Angels Gate Lighthouse on the Mend

Byline: Taylor Hill

Angels Gate Lighthouse on the Mend

LOS ANGELES — About 2 miles out from Cabrillo Beach lies one of San Pedro’s oldest and most neglected icons.

Since 1913, the Romanesque-style Angels Gate Lighthouse has stood watch at the entrance to Los Angeles Harbor, and is currently in the midst of some much-needed renovation. With its last touchup done in 1989, the 98-year-old steel and wood structure was really beginning to show its age.

“The lighthouse has been in need of some form of refurbishment over the last 15 or 20 years,” said Gary Dwight, president of Cabrillo Beach Boosters — the club in charge of the $1.8 million revitalization.

Dwight said the Coast Guard was contemplating tearing down the lighthouse and installing an A-frame building to replace it before Joe Radisich Sr. — father of former Los Angeles Harbor Commissioner Joseph Radisich Jr. — contacted the club to help raise funds for the lighthouse.

“Joe was the one who originally saw that this was something that needed to be done — and when others had failed, he brought it to the Boosters; and we were able to raise the money,” Dwight said.

Angels Gate, one of three lighthouses dotting the South Bay coastline, is the least celebrated in the region. The Point Fermin and Point Vicente lighthouses are both surrounded by picturesque parks atop beautiful cliffs, are easily accessible to tourists and are easily viewable, as well.

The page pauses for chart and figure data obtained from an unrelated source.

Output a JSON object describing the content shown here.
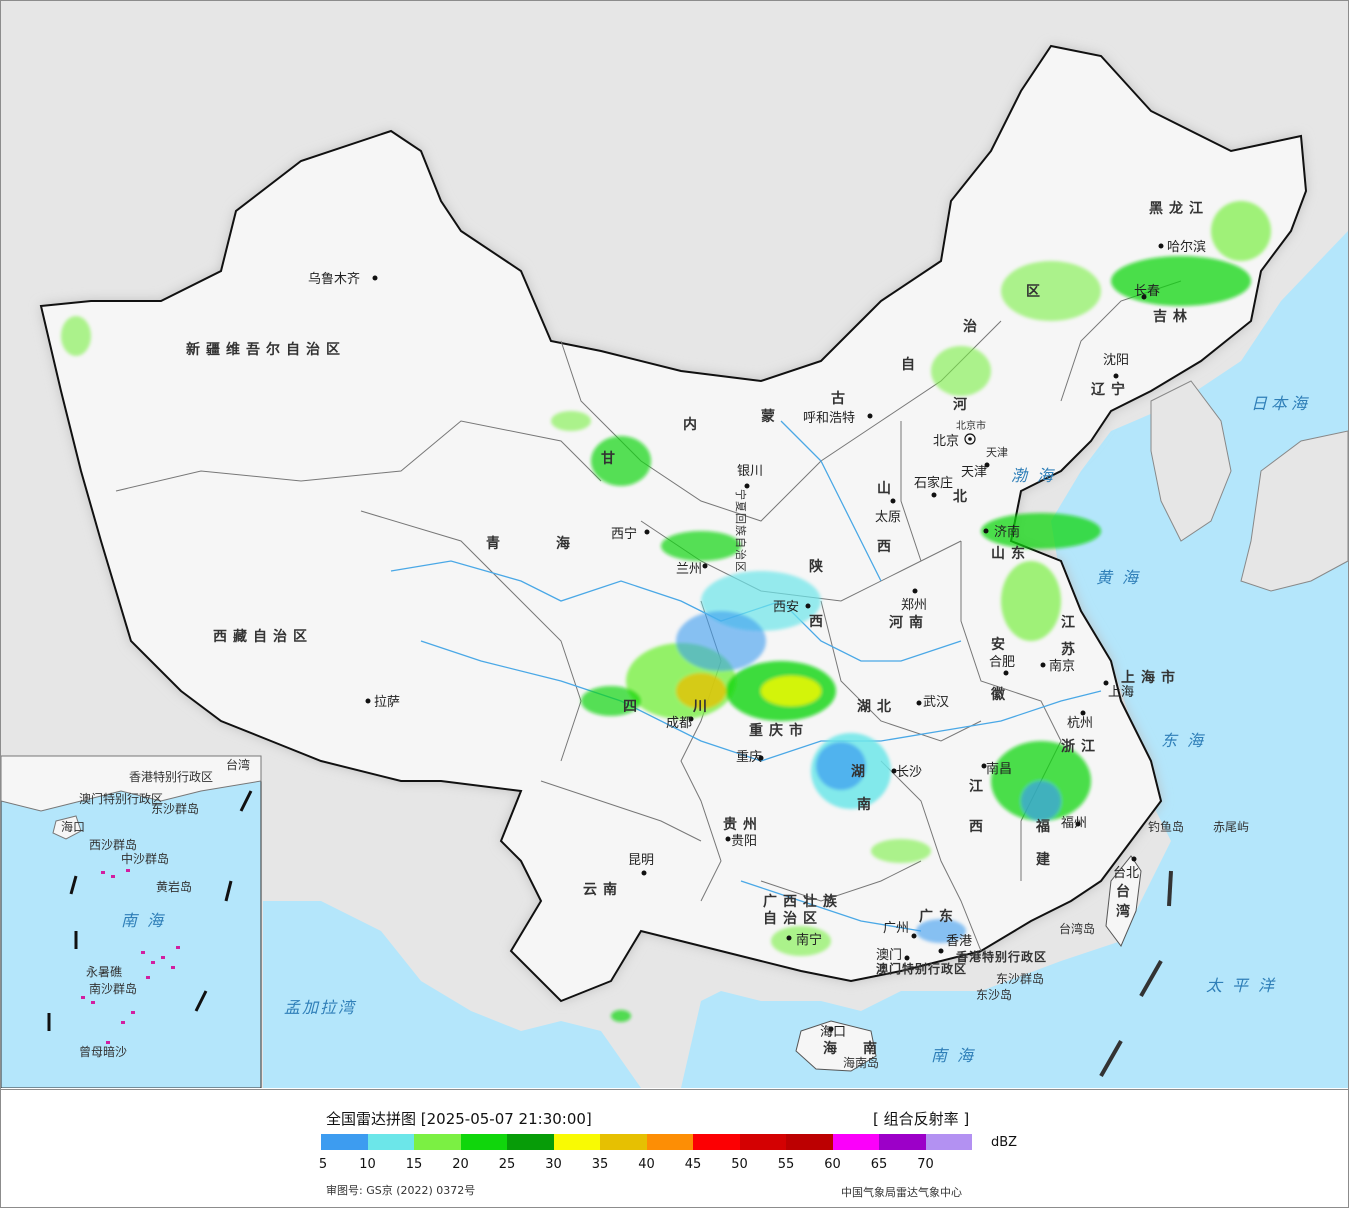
{
  "map": {
    "provinces": [
      {
        "id": "xinjiang",
        "label": "新疆维吾尔自治区"
      },
      {
        "id": "xizang",
        "label": "西藏自治区"
      },
      {
        "id": "qinghai1",
        "label": "青"
      },
      {
        "id": "qinghai2",
        "label": "海"
      },
      {
        "id": "gansu",
        "label": "甘"
      },
      {
        "id": "neimenggu1",
        "label": "内"
      },
      {
        "id": "neimenggu2",
        "label": "蒙"
      },
      {
        "id": "neimenggu3",
        "label": "古"
      },
      {
        "id": "neimenggu4",
        "label": "自"
      },
      {
        "id": "neimenggu5",
        "label": "治"
      },
      {
        "id": "neimenggu6",
        "label": "区"
      },
      {
        "id": "heilongjiang",
        "label": "黑龙江"
      },
      {
        "id": "jilin",
        "label": "吉林"
      },
      {
        "id": "liaoning",
        "label": "辽宁"
      },
      {
        "id": "hebei1",
        "label": "河"
      },
      {
        "id": "hebei2",
        "label": "北"
      },
      {
        "id": "shanxi1",
        "label": "山"
      },
      {
        "id": "shanxi2",
        "label": "西"
      },
      {
        "id": "shaanxi1",
        "label": "陕"
      },
      {
        "id": "shaanxi2",
        "label": "西"
      },
      {
        "id": "shandong",
        "label": "山东"
      },
      {
        "id": "henan",
        "label": "河南"
      },
      {
        "id": "jiangsu1",
        "label": "江"
      },
      {
        "id": "jiangsu2",
        "label": "苏"
      },
      {
        "id": "anhui1",
        "label": "安"
      },
      {
        "id": "anhui2",
        "label": "徽"
      },
      {
        "id": "hubei",
        "label": "湖北"
      },
      {
        "id": "sichuan1",
        "label": "四"
      },
      {
        "id": "sichuan2",
        "label": "川"
      },
      {
        "id": "chongqing",
        "label": "重庆市"
      },
      {
        "id": "zhejiang",
        "label": "浙江"
      },
      {
        "id": "hunan1",
        "label": "湖"
      },
      {
        "id": "hunan2",
        "label": "南"
      },
      {
        "id": "jiangxi1",
        "label": "江"
      },
      {
        "id": "jiangxi2",
        "label": "西"
      },
      {
        "id": "fujian1",
        "label": "福"
      },
      {
        "id": "fujian2",
        "label": "建"
      },
      {
        "id": "guizhou",
        "label": "贵州"
      },
      {
        "id": "yunnan",
        "label": "云南"
      },
      {
        "id": "guangxi1",
        "label": "广西壮族"
      },
      {
        "id": "guangxi2",
        "label": "自治区"
      },
      {
        "id": "guangdong",
        "label": "广东"
      },
      {
        "id": "hainan1",
        "label": "海"
      },
      {
        "id": "hainan2",
        "label": "南"
      },
      {
        "id": "taiwan1",
        "label": "台"
      },
      {
        "id": "taiwan2",
        "label": "湾"
      },
      {
        "id": "shanghai",
        "label": "上海市"
      },
      {
        "id": "ningxia",
        "label": "宁夏回族自治区"
      },
      {
        "id": "tianjin",
        "label": "天津"
      },
      {
        "id": "beijing",
        "label": "北京市"
      },
      {
        "id": "hk",
        "label": "香港特别行政区"
      },
      {
        "id": "macao",
        "label": "澳门特别行政区"
      }
    ],
    "cities": [
      {
        "id": "urumqi",
        "label": "乌鲁木齐"
      },
      {
        "id": "lhasa",
        "label": "拉萨"
      },
      {
        "id": "xining",
        "label": "西宁"
      },
      {
        "id": "lanzhou",
        "label": "兰州"
      },
      {
        "id": "yinchuan",
        "label": "银川"
      },
      {
        "id": "hohhot",
        "label": "呼和浩特"
      },
      {
        "id": "beijing",
        "label": "北京"
      },
      {
        "id": "tianjin",
        "label": "天津"
      },
      {
        "id": "shijiazhuang",
        "label": "石家庄"
      },
      {
        "id": "taiyuan",
        "label": "太原"
      },
      {
        "id": "xian",
        "label": "西安"
      },
      {
        "id": "zhengzhou",
        "label": "郑州"
      },
      {
        "id": "jinan",
        "label": "济南"
      },
      {
        "id": "nanjing",
        "label": "南京"
      },
      {
        "id": "hefei",
        "label": "合肥"
      },
      {
        "id": "shanghai",
        "label": "上海"
      },
      {
        "id": "hangzhou",
        "label": "杭州"
      },
      {
        "id": "wuhan",
        "label": "武汉"
      },
      {
        "id": "chengdu",
        "label": "成都"
      },
      {
        "id": "chongqing",
        "label": "重庆"
      },
      {
        "id": "changsha",
        "label": "长沙"
      },
      {
        "id": "nanchang",
        "label": "南昌"
      },
      {
        "id": "fuzhou",
        "label": "福州"
      },
      {
        "id": "guiyang",
        "label": "贵阳"
      },
      {
        "id": "kunming",
        "label": "昆明"
      },
      {
        "id": "nanning",
        "label": "南宁"
      },
      {
        "id": "guangzhou",
        "label": "广州"
      },
      {
        "id": "hongkong",
        "label": "香港"
      },
      {
        "id": "macau",
        "label": "澳门"
      },
      {
        "id": "haikou",
        "label": "海口"
      },
      {
        "id": "taibei",
        "label": "台北"
      },
      {
        "id": "harbin",
        "label": "哈尔滨"
      },
      {
        "id": "changchun",
        "label": "长春"
      },
      {
        "id": "shenyang",
        "label": "沈阳"
      }
    ],
    "seas": [
      {
        "id": "bohai",
        "label": "渤海"
      },
      {
        "id": "huanghai",
        "label": "黄海"
      },
      {
        "id": "donghai",
        "label": "东海"
      },
      {
        "id": "nanhai",
        "label": "南海"
      },
      {
        "id": "taipingyang",
        "label": "太平洋"
      },
      {
        "id": "ribenhai",
        "label": "日本海"
      },
      {
        "id": "mengjialawan",
        "label": "孟加拉湾"
      }
    ],
    "islands": [
      {
        "id": "diaoyu",
        "label": "钓鱼岛"
      },
      {
        "id": "chiwei",
        "label": "赤尾屿"
      },
      {
        "id": "taiwandao",
        "label": "台湾岛"
      },
      {
        "id": "dongsha",
        "label": "东沙群岛"
      },
      {
        "id": "dongshadao",
        "label": "东沙岛"
      },
      {
        "id": "hainandao",
        "label": "海南岛"
      }
    ],
    "inset": {
      "labels": [
        "南海",
        "西沙群岛",
        "中沙群岛",
        "南沙群岛",
        "东沙群岛",
        "香港特别行政区",
        "澳门特别行政区",
        "台湾",
        "海口",
        "曾母暗沙",
        "永暑礁",
        "黄岩岛"
      ]
    }
  },
  "legend": {
    "title": "全国雷达拼图 [2025-05-07 21:30:00]",
    "product": "[ 组合反射率 ]",
    "unit": "dBZ",
    "ticks": [
      "5",
      "10",
      "15",
      "20",
      "25",
      "30",
      "35",
      "40",
      "45",
      "50",
      "55",
      "60",
      "65",
      "70"
    ],
    "colors": [
      "#3d9cf0",
      "#6ce6e9",
      "#7bf043",
      "#10d60c",
      "#079c08",
      "#f9fa03",
      "#e6c002",
      "#fd8e05",
      "#fc0003",
      "#d40102",
      "#bc0001",
      "#fb00fa",
      "#9c00c8",
      "#b391f2"
    ],
    "approval": "审图号: GS京 (2022) 0372号",
    "issuer": "中国气象局雷达气象中心"
  }
}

With its location nearly 2 miles out at the edge of the San Pedro breakwater, Angels Gate Lighthouse has a coat of rust at its base — not a park.

In his youth, Dwight spent summers with friends scampering along the rocky passage toward the octagon-shaped steel structure, fishing and diving for abalone along the way.

Today, the breakwater is off-limits to the public, and a chain-link fence guards the now unmanned lighthouse. The five-story tower was once operated by a four-man Coast Guard crew, but it was updated and automated in 1973.

A green flash is emitted from the lighthouse to aid vessels entering the harbor, and it is easily distinguishable from the area’s surrounding white lights.

Once known as “Moaning Maggie” due to the low-toned foghorn it housed, a higher-pitched horn signal was installed in 1959, and mariners changed the lighthouse’s nickname to “Bleating Bettie.”

Years of pounding seas and abrasive salt-soaked winds have had a visible effect on the tower, and the renovation is something the port officials are happy to see.

“It’s the welcoming icon to every vessel that calls at the Port of Los Angeles,” said Port of Los Angeles executive director Geraldine Knatz. “I am extremely pleased that the Cabrillo Beach Boosters are spearheading this restoration project, and I can’t wait to see the lighthouse restored to its pristine condition.”

Construction equipment and containers began being barged and taxied out to the lighthouse by U.S. Water Taxi in September, and scaffolding was put in place along the structure’s rusted walls.

After sandblasting, the lighthouse’s damaged steel siding will be replaced. The exterior will be “hot zinced” before a new coat of paint is applied.

The containers have been strapped to the breakwater as a precautionary measure, to avoid what happened during the lighthouse’s last repaint: A storm knocked a container off the breakwall and into the water.

Dwight said it took more than two years to get the project to the construction phase, with multiple permits and fundraising required. The nonprofit organization took the project to the Port of Los Angeles’s community subcommittees in both San Pedro and Wilmington.

Cabrillo Beach Boosters asked for money from both cities for the lighthouse repair, hoping that both would be willing to set aside a portion of the China Holding Shipping Co. settlement funds the communities were awarded after a lawsuit involving the harbor department and the Natural Resources Defense Council in 2003. The expansion of the Chinese Shipping terminal led to the lawsuit, when concerns were raised citing insufficient research conducted by the port on the effects the terminal would have on the surrounding areas.

While San Pedro passed on allocating funds for the lighthouse renovation, Wilmington Waterfront Redevelopment subcommittee chairman Ken Melendez saw the project as not just a lighthouse revamp, but as a way to highlight the entrance of Los Angeles from the water.

“The Wilmington Working Group recommended this project, because we believe we are one harbor, one community — and we believe this project can be delivered in a timely manner by the Cabrillo Beach Boosters, on budget,” Melendez said.

“Ken saw the lighthouse as something that transcended San Pedro, Wilmington and Harbor City,” Dwight said. “He saw it as an icon to all of Los Angeles.”

With the $1.8 million awarded in 2010, the process toward construction work began.

Dwight visited the site just before Christmas, and was happy to see progress on a project he believes is worth the wait. “It just lifted my spirit to see that a lot of good things are being done out there.”

As construction continues on the exterior, Cabrillo Beach Boosters are busy planning a reconstruction of the Angels Gate Lighthouse interior, requesting bids to begin work on a project estimated to cost $400,000.